President Prohens poses in Alcudiamar, firm smile and yachts in the background. Support for the nautical sector, they say. Job creation, they promise. The image is perfect for luxury tourism. The problem is that this employment is precarious and seasonal, and the saturation of the coasts can no longer take it. While executives celebrate, residents cannot rent an apartment in August. The photo sells well, but reality does not fit into the frame.
The Algorithm of Luxury: How Technology Optimizes Exclusion 🖥️
The luxury nautical sector uses cutting-edge technology: berth management apps, weather prediction systems, and superyacht booking platforms. But this digital efficiency does not reach the jobs it generates. Waiters, sailors, and cleaners live on temporary contracts and low wages. While large companies optimize their revenues with state-of-the-art software, the local economy remains tied to seasonality. Technology here does not democratize; it consolidates a model where profits sail upward and precariousness stays on land.

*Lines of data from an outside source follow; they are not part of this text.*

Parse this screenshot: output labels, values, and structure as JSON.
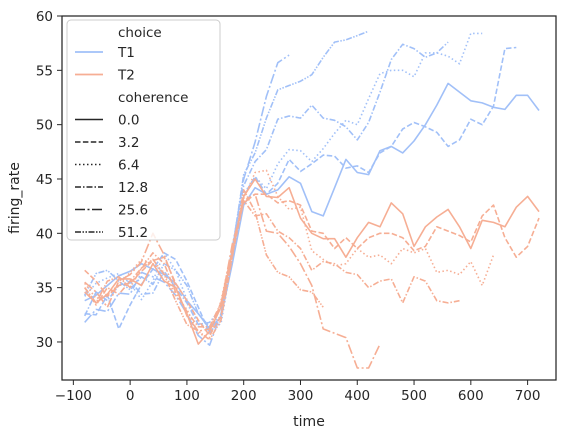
{
  "chart_data": {
    "type": "line",
    "xlabel": "time",
    "ylabel": "firing_rate",
    "xlim": [
      -120,
      750
    ],
    "ylim": [
      26.5,
      60
    ],
    "xticks": [
      -100,
      0,
      100,
      200,
      300,
      400,
      500,
      600,
      700
    ],
    "yticks": [
      30,
      35,
      40,
      45,
      50,
      55,
      60
    ],
    "grid": false,
    "legend_position": "top-left",
    "hue": {
      "title": "choice",
      "levels": [
        {
          "label": "T1",
          "color": "#a1c0f8"
        },
        {
          "label": "T2",
          "color": "#f6ae94"
        }
      ]
    },
    "style": {
      "title": "coherence",
      "levels": [
        {
          "label": "0.0",
          "dash": "solid"
        },
        {
          "label": "3.2",
          "dash": "dashed"
        },
        {
          "label": "6.4",
          "dash": "dotted"
        },
        {
          "label": "12.8",
          "dash": "dashdot"
        },
        {
          "label": "25.6",
          "dash": "longdashdot"
        },
        {
          "label": "51.2",
          "dash": "dashdotdot"
        }
      ]
    },
    "series": [
      {
        "choice": "T1",
        "coherence": "0.0",
        "x": [
          -80,
          -60,
          -40,
          -20,
          0,
          20,
          40,
          60,
          80,
          100,
          120,
          140,
          160,
          180,
          200,
          220,
          240,
          260,
          280,
          300,
          320,
          340,
          360,
          380,
          400,
          420,
          440,
          460,
          480,
          500,
          520,
          540,
          560,
          580,
          600,
          620,
          640,
          660,
          680,
          700,
          720
        ],
        "y": [
          33.8,
          34.3,
          35.2,
          36.1,
          36.5,
          37.2,
          36.7,
          36.2,
          35.4,
          33.8,
          32.6,
          31.2,
          32.3,
          37.2,
          42.6,
          44.2,
          43.6,
          44.0,
          45.2,
          44.6,
          42.0,
          41.6,
          44.2,
          46.8,
          45.6,
          45.4,
          47.6,
          48.0,
          47.4,
          48.5,
          50.0,
          51.8,
          53.8,
          53.0,
          52.2,
          52.0,
          51.6,
          51.4,
          52.7,
          52.7,
          51.3
        ]
      },
      {
        "choice": "T1",
        "coherence": "3.2",
        "x": [
          -80,
          -60,
          -40,
          -20,
          0,
          20,
          40,
          60,
          80,
          100,
          120,
          140,
          160,
          180,
          200,
          220,
          240,
          260,
          280,
          300,
          320,
          340,
          360,
          380,
          400,
          420,
          440,
          460,
          480,
          500,
          520,
          540,
          560,
          580,
          600,
          620,
          640,
          660,
          680
        ],
        "y": [
          32.6,
          32.5,
          34.3,
          31.2,
          33.4,
          35.3,
          36.7,
          38.2,
          37.6,
          35.6,
          33.2,
          30.8,
          32.3,
          37.6,
          43.4,
          45.2,
          43.6,
          44.6,
          46.8,
          45.7,
          46.4,
          47.2,
          47.1,
          46.0,
          46.2,
          45.6,
          47.4,
          48.0,
          49.6,
          50.2,
          49.8,
          49.3,
          48.0,
          48.6,
          50.5,
          50.0,
          51.7,
          57.0,
          57.1
        ]
      },
      {
        "choice": "T1",
        "coherence": "6.4",
        "x": [
          -80,
          -60,
          -40,
          -20,
          0,
          20,
          40,
          60,
          80,
          100,
          120,
          140,
          160,
          180,
          200,
          220,
          240,
          260,
          280,
          300,
          320,
          340,
          360,
          380,
          400,
          420,
          440,
          460,
          480,
          500,
          520,
          540,
          560,
          580,
          600,
          620
        ],
        "y": [
          34.2,
          35.4,
          35.9,
          36.3,
          35.4,
          33.9,
          35.6,
          38.2,
          36.6,
          33.9,
          31.8,
          31.0,
          31.7,
          37.6,
          43.6,
          45.2,
          44.1,
          46.4,
          47.7,
          47.6,
          46.6,
          47.8,
          49.2,
          50.4,
          50.0,
          52.4,
          54.7,
          55.0,
          55.0,
          54.4,
          56.6,
          56.6,
          56.3,
          55.6,
          58.4,
          58.4
        ]
      },
      {
        "choice": "T1",
        "coherence": "12.8",
        "x": [
          -80,
          -60,
          -40,
          -20,
          0,
          20,
          40,
          60,
          80,
          100,
          120,
          140,
          160,
          180,
          200,
          220,
          240,
          260,
          280,
          300,
          320,
          340,
          360,
          380,
          400,
          420,
          440,
          460,
          480,
          500,
          520,
          540,
          560
        ],
        "y": [
          32.4,
          34.6,
          33.8,
          35.2,
          35.6,
          34.4,
          34.5,
          36.5,
          35.0,
          33.6,
          31.6,
          31.8,
          33.1,
          38.6,
          44.4,
          46.6,
          47.7,
          50.5,
          50.8,
          50.6,
          51.8,
          50.6,
          50.4,
          49.8,
          48.6,
          50.2,
          53.0,
          56.0,
          57.4,
          57.0,
          56.2,
          56.6,
          57.6
        ]
      },
      {
        "choice": "T1",
        "coherence": "25.6",
        "x": [
          -80,
          -60,
          -40,
          -20,
          0,
          20,
          40,
          60,
          80,
          100,
          120,
          140,
          160,
          180,
          200,
          220,
          240,
          260,
          280
        ],
        "y": [
          31.8,
          33.0,
          32.8,
          34.5,
          34.4,
          36.4,
          36.0,
          35.5,
          34.3,
          32.6,
          30.6,
          29.7,
          32.6,
          38.6,
          45.0,
          48.4,
          52.6,
          55.7,
          56.4
        ]
      },
      {
        "choice": "T1",
        "coherence": "51.2",
        "x": [
          -80,
          -60,
          -40,
          -20,
          0,
          20,
          40,
          60,
          80,
          100,
          120,
          140,
          160,
          180,
          200,
          220,
          240,
          260,
          280,
          300,
          320,
          340,
          360,
          380,
          400,
          420
        ],
        "y": [
          34.3,
          36.3,
          36.6,
          35.6,
          34.8,
          36.0,
          35.3,
          37.2,
          36.6,
          35.2,
          32.6,
          31.4,
          32.4,
          38.4,
          45.4,
          47.4,
          50.6,
          53.2,
          53.6,
          54.0,
          54.6,
          56.2,
          57.6,
          57.8,
          58.2,
          58.6
        ]
      },
      {
        "choice": "T2",
        "coherence": "0.0",
        "x": [
          -80,
          -60,
          -40,
          -20,
          0,
          20,
          40,
          60,
          80,
          100,
          120,
          140,
          160,
          180,
          200,
          220,
          240,
          260,
          280,
          300,
          320,
          340,
          360,
          380,
          400,
          420,
          440,
          460,
          480,
          500,
          520,
          540,
          560,
          580,
          600,
          620,
          640,
          660,
          680,
          700,
          720
        ],
        "y": [
          34.6,
          33.6,
          34.4,
          35.8,
          35.8,
          35.2,
          37.2,
          35.6,
          35.0,
          32.6,
          29.8,
          31.0,
          33.2,
          38.2,
          43.4,
          45.0,
          43.4,
          43.3,
          44.2,
          41.4,
          40.0,
          39.5,
          39.5,
          37.8,
          39.6,
          41.0,
          40.6,
          42.8,
          41.8,
          38.8,
          40.6,
          41.5,
          42.2,
          40.6,
          38.6,
          41.2,
          41.0,
          40.6,
          42.4,
          43.4,
          42.0
        ]
      },
      {
        "choice": "T2",
        "coherence": "3.2",
        "x": [
          -80,
          -60,
          -40,
          -20,
          0,
          20,
          40,
          60,
          80,
          100,
          120,
          140,
          160,
          180,
          200,
          220,
          240,
          260,
          280,
          300,
          320,
          340,
          360,
          380,
          400,
          420,
          440,
          460,
          480,
          500,
          520,
          540,
          560,
          580,
          600,
          620,
          640,
          660,
          680,
          700,
          720
        ],
        "y": [
          36.6,
          35.6,
          34.2,
          35.2,
          35.4,
          36.5,
          37.5,
          37.8,
          35.4,
          33.8,
          32.0,
          30.6,
          32.4,
          38.0,
          43.0,
          43.6,
          43.6,
          42.8,
          43.0,
          42.6,
          40.2,
          40.0,
          38.6,
          39.6,
          38.6,
          39.6,
          40.0,
          40.0,
          39.6,
          38.4,
          38.8,
          40.6,
          40.2,
          39.8,
          39.2,
          41.6,
          42.6,
          39.6,
          37.8,
          38.8,
          41.4
        ]
      },
      {
        "choice": "T2",
        "coherence": "6.4",
        "x": [
          -80,
          -60,
          -40,
          -20,
          0,
          20,
          40,
          60,
          80,
          100,
          120,
          140,
          160,
          180,
          200,
          220,
          240,
          260,
          280,
          300,
          320,
          340,
          360,
          380,
          400,
          420,
          440,
          460,
          480,
          500,
          520,
          540,
          560,
          580,
          600,
          620,
          640
        ],
        "y": [
          35.4,
          34.0,
          34.3,
          35.3,
          36.4,
          37.6,
          37.2,
          36.4,
          34.3,
          33.0,
          30.8,
          30.4,
          33.8,
          38.6,
          43.2,
          45.6,
          45.8,
          43.4,
          42.2,
          42.4,
          38.4,
          37.6,
          37.0,
          37.2,
          38.6,
          37.8,
          38.0,
          37.2,
          38.6,
          38.2,
          38.6,
          36.4,
          36.6,
          36.2,
          37.4,
          35.2,
          38.0
        ]
      },
      {
        "choice": "T2",
        "coherence": "12.8",
        "x": [
          -80,
          -60,
          -40,
          -20,
          0,
          20,
          40,
          60,
          80,
          100,
          120,
          140,
          160,
          180,
          200,
          220,
          240,
          260,
          280,
          300,
          320,
          340,
          360,
          380,
          400,
          420,
          440,
          460,
          480,
          500,
          520,
          540,
          560,
          580
        ],
        "y": [
          35.0,
          33.4,
          35.0,
          34.4,
          35.6,
          36.8,
          38.2,
          37.2,
          34.6,
          32.8,
          31.4,
          31.4,
          33.6,
          38.4,
          43.0,
          41.6,
          41.8,
          40.2,
          39.6,
          38.6,
          36.6,
          37.4,
          37.2,
          36.4,
          36.2,
          35.0,
          35.6,
          35.8,
          33.6,
          36.0,
          35.6,
          33.8,
          33.6,
          33.8
        ]
      },
      {
        "choice": "T2",
        "coherence": "25.6",
        "x": [
          -80,
          -60,
          -40,
          -20,
          0,
          20,
          40,
          60,
          80,
          100,
          120,
          140,
          160,
          180,
          200,
          220,
          240,
          260,
          280,
          300,
          320,
          340,
          360,
          380,
          400,
          420,
          440
        ],
        "y": [
          35.5,
          34.6,
          33.2,
          35.6,
          36.2,
          37.4,
          40.0,
          38.0,
          35.2,
          32.4,
          31.0,
          31.2,
          33.4,
          39.0,
          42.8,
          43.6,
          40.2,
          40.0,
          38.8,
          37.2,
          35.2,
          31.2,
          30.8,
          30.4,
          27.6,
          27.6,
          29.8
        ]
      },
      {
        "choice": "T2",
        "coherence": "51.2",
        "x": [
          -80,
          -60,
          -40,
          -20,
          0,
          20,
          40,
          60,
          80,
          100,
          120,
          140,
          160,
          180,
          200,
          220,
          240,
          260,
          280,
          300,
          320,
          340
        ],
        "y": [
          35.0,
          33.6,
          35.6,
          36.0,
          35.0,
          36.8,
          37.6,
          36.2,
          33.8,
          31.6,
          31.0,
          30.2,
          32.0,
          37.8,
          44.0,
          42.0,
          38.0,
          36.4,
          36.0,
          34.8,
          34.6,
          33.2
        ]
      }
    ]
  }
}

The Economy of Posturing: Yachts Yes, Full Fridges in January No 🥶
Prohens smiles at the port while the boats shine in the sun. The photo is so perfect you can almost hear the clinking of champagne glasses. But when January comes, those same boats will be in dry dock and the waiters, unemployed. Luxury nautical tourism is like an Instagram filter: everything seems ideal until you zoom in. A port full of yachts does not fill anyone's fridge in the off-season. But of course, that is not seen in the official photo. And politics poses where the sun shines, not where the shadow tightens.